Genentech Betting on a Device Approach to a Blockbuster Ophthalmic Drug

Genentech is testing  an implantable drug delivery system that can elute a drug to treat wet age-related macular degeneration over longer period time in contrast to monthly intravitreal injections.

December 10, 2015

4 Min Read
Genentech Betting on a Device Approach to a Blockbuster Ophthalmic Drug

Arundhati Parmar

Genentech's blockbuster, expensive and controversial ophthalmic drug Lucentis has been proved to be effective on treating wet age-related macular degeneration.

When wet macular degeneration occurs, new blood vessels grow beneath the retina and leak blood and fluid. As a result patients suffer central vision loss needed to do simple things like reading and driving.

Lucentis is approved for managing this condition through monthly injections delivered directly in the eye for which patients need to visit an eye doctor. If they do so, the wet AMD can be controlled and the outcomes are good. The problem is that this regular trip to get the intravitreal injection proves too much for some patients, says Jill Hopkins, medical director of Ophthalmology at Genentech, which is part of Swiss firm Roche.

Now Genentech is enrolling patients in a Phase II trial by which the drug — Ranibizumab, marketed as Lucentis — will be contained in a miniscule implant and eluted over a period of time. The implant is made of biocompatible materials and is the size of a grain. 

"The hope behind the sustained delivery program would be that you would have a device such as ours that could be placed in the eye, could release drugs over longer periods of time and really decrease that burden of office visits and regular injections while most importantly still maintaining good levels of vision," Hopkins said, in a recent interview.

The Ladder trial will enroll 220 patients of whom 40 will receive the drug through the standard intravitreal injections. Three other groups of 60 each will receive the implant with different concentrations of Ranibizumab. They will be monitored monthly to see how their vision is performing through OCT (Optical Coherence Tomography) scan in order to understand whether vision is deteriorating requiring a refill of the drug in the reservoir.

Early testing has convinced that the drug will be eluted longer than a month and the phase I proof of concept trial showed an average refill was done in four months.  

"So the way the Phase II study is designed is that we’re not setting a time at which we refill everybody because we really want to understand the individual patient responses to what those durations look like," Hopkins explained. "The idea in the Phase II trial is you try to determine the optimum concentration and the optimum delivery so that when we hopefully move to Phase III study we can move to one dose and one duration."
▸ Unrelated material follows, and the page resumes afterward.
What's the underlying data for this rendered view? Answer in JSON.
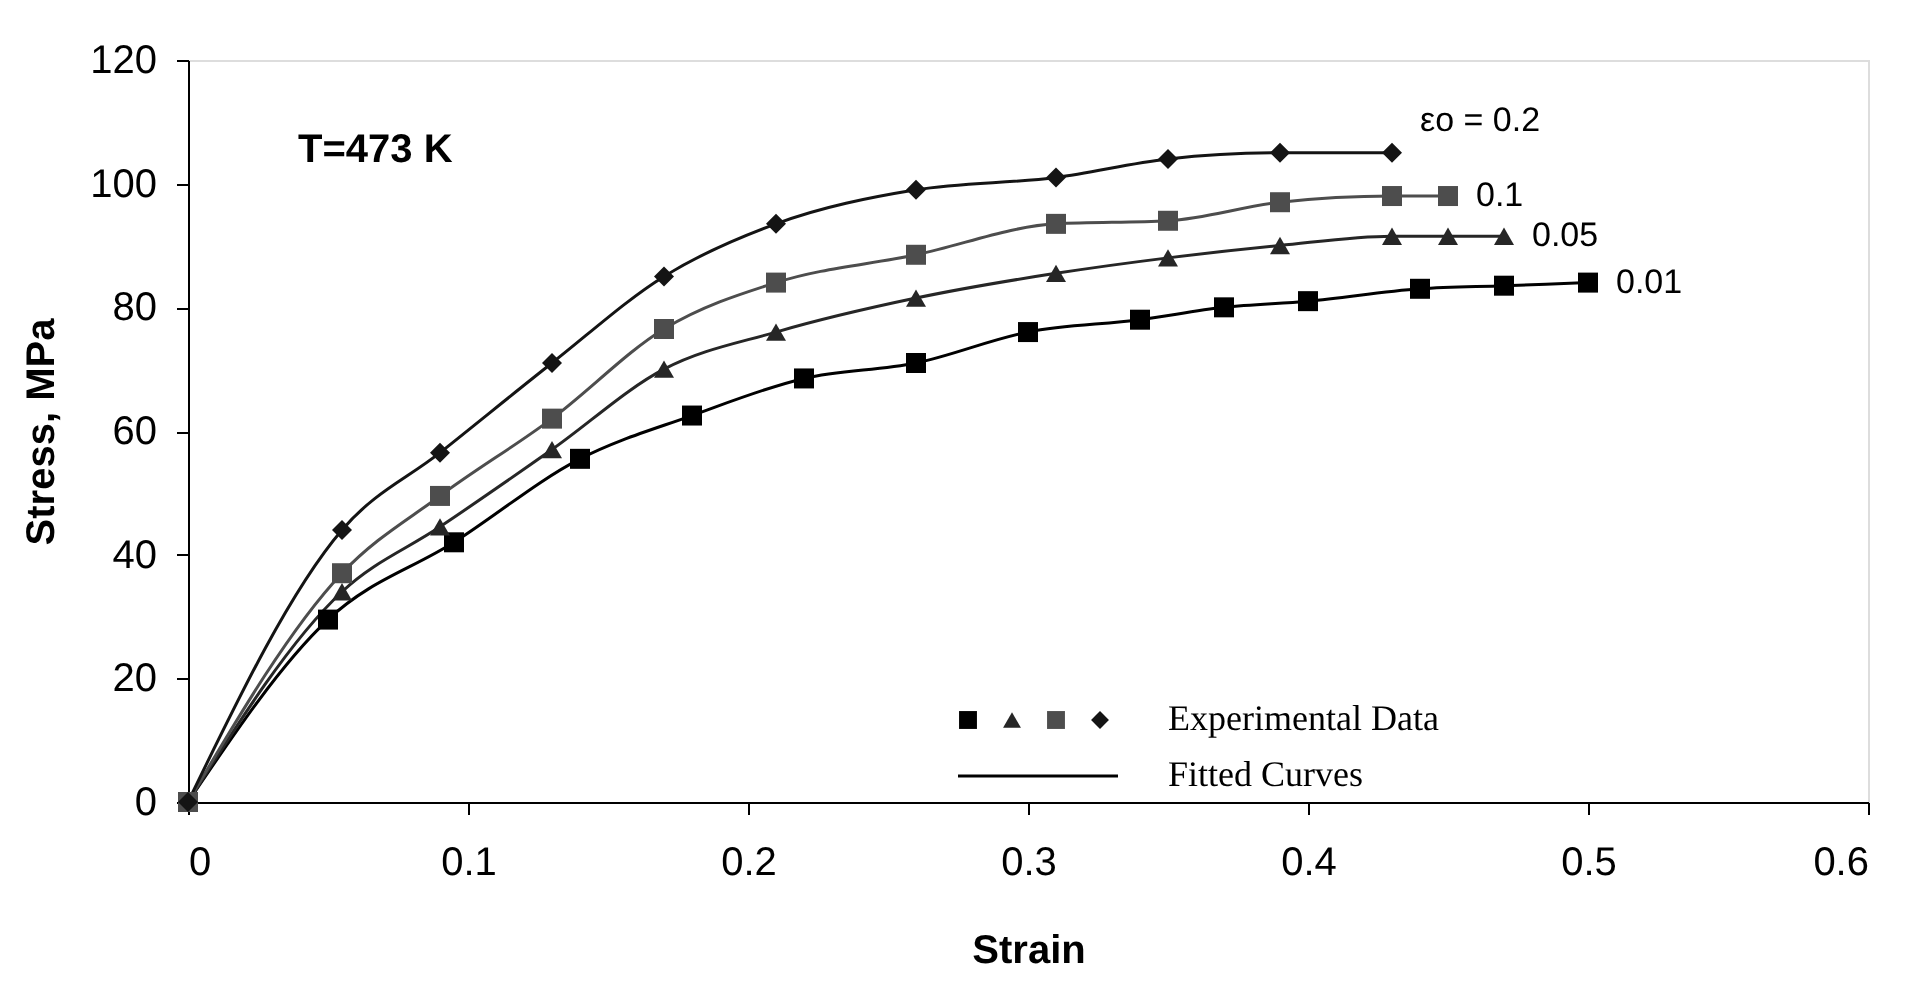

The implant, which was developed in partnership with with ForSight Vision 4, part of the ForSight Labs incubator based in Menlo Park, is placed surgically but refills can be done in the office setting. 

"Our engineers have designed a very nice exchange needle that allows the contents of the reservoir to be flushed out into a little collection reservoir in the needle itself and then you refill the reservoir with a fresh dose of drugs," she said.

While the hope is that by making the drug elute over a longer period of time will remove the treatment burden of monthly injections and poor vision outcomes because of missed appointments, it's not clear yet how the cost conundrum in healthcare will be attacked.

Genentech has come under fire for allegedly discouraging the off-label use of Avastin, a $50 drug that is equally effective as its astronomically-priced cousin Lucentis that costs $1,950 per dose to treat wet AMD.

Assuming the new device-drug combo product being tested reaches its efficacy endpoints and winds its way through the FDA, it will likely be more expensive than the monthly dosing, but Hopkins said that adherence will be greatly improved if the burden of monthly dosing is reduced.

She said it is too early to speculate on final cost, but that several factors including lower treatment burden will ultimately be taken into consideration when assessing cost to the healthcare system.For now, the aim is to complete enrollment in nearly 50 sites across the U.S. and compare results with the control arm at nine months.